Conforme o artista norte-americano Chris Burden, um dos pioneiros da performance na arte contemporânea, para considerar uma obra concluída há que se conjugar três coisas: “el concepto, el desarrollo y el resultado. Es difícil dar una prioridad a alguno de los aspectos, todos son esenciales”.[3] Segundo o fotógrafo Arnaldo Carvalho, “foi tudo muito bem calculado, ele sabia que os fotógrafos das principais agências estariam ali.

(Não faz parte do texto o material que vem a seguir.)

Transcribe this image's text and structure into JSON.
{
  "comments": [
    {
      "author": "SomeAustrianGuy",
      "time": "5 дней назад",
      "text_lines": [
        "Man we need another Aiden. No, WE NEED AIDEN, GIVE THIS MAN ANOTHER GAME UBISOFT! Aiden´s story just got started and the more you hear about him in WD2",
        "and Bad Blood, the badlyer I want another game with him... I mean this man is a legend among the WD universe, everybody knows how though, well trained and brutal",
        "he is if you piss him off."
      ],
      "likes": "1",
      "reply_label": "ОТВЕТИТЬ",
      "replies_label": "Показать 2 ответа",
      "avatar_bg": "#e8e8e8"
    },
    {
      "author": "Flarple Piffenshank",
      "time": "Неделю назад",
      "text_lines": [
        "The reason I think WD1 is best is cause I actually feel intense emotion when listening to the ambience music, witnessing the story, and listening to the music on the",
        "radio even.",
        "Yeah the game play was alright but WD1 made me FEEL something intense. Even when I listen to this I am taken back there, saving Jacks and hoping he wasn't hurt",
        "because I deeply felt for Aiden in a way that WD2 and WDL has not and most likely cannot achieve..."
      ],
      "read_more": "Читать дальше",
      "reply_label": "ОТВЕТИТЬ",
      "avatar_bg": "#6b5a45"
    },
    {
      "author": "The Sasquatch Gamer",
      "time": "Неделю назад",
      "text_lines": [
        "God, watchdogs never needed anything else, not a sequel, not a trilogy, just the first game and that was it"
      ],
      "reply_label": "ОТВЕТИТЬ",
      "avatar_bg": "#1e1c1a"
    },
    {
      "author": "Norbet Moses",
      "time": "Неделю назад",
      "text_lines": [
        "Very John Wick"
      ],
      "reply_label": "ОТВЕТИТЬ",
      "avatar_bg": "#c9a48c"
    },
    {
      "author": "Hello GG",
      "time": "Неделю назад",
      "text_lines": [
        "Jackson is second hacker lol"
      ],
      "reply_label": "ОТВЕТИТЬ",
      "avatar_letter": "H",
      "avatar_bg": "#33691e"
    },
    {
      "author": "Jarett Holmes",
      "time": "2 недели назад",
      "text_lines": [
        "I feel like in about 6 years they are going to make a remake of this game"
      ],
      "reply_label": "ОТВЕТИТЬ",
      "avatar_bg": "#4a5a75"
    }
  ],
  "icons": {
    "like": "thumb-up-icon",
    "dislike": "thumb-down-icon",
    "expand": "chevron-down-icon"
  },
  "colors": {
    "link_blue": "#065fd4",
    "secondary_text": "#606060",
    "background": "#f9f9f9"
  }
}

O atirador sabia do poder da mídia, sabia que a cena seria registrada e ia correr o mundo”. Por conhecer profundamente os meandros das forças de segurança, o atirador sabia que não sairia com vida do local. Havia planejado um ato suicida.
Ao abrir fogo contra o embaixador, disse, entre outras coisas: “Don’t forget Aleppo, don’t forget Syria! So long as our brothers are not in safety, you will not taste safety either. Only my dead body will leave here”.
Depois do fato, muito se especulou sobre as consequências do assassinato do embaixador turco no difícil equilíbrio geopolítico da região e quiçá do mundo. Sem dúvida alguma, a ação deliberada de Altintas colocou mais lenha na fogueira da guerra que se desenvolve há seis anos na Síria. Alguns analistas políticos chegaram a pensar que aquele ato seria o estopim para o desencadear de uma guerra mais ampla, já que a Rússia claramente havia tomado partido do presidente da Síria, Bashar al-Assad, pivô da guerra que se iniciou quando a chamada “Primavera Árabe” desembarcou naquele país. Nesse sentido, a meu ver, a hipótese mais plausível foi elaborada pelo analista político Roger Sollenberger: “The assassination of the Russian ambassador won’t start world war III, but it won’t stop it, either”.[4]
O espaço
Tão logo aconteceu o atentado, a grande mídia percebeu o alto valor simbólico e, portanto, propagandístico, que o envolvia. Afinal, o acontecimento acabara de ocorrer em um dos espaços mais icônicos da cidade de Ankara – O Centro de Arte Contemporânea. Um espaço que permite que a cidade revele aos seus e ao mundo o seu pareamento com a contemporaneidade. Além do mais, o espaço está localizado em uma região da cidade estreitamente vigiada. Entretanto, as notícias referentes ao local do assassinato apareceram nas mídias somente através de frases vagas, imprecisas: “aconteceu em uma galeria de arte”, “ontem, em uma galeria de arte”, deslocando o todo para o infinitamente particular.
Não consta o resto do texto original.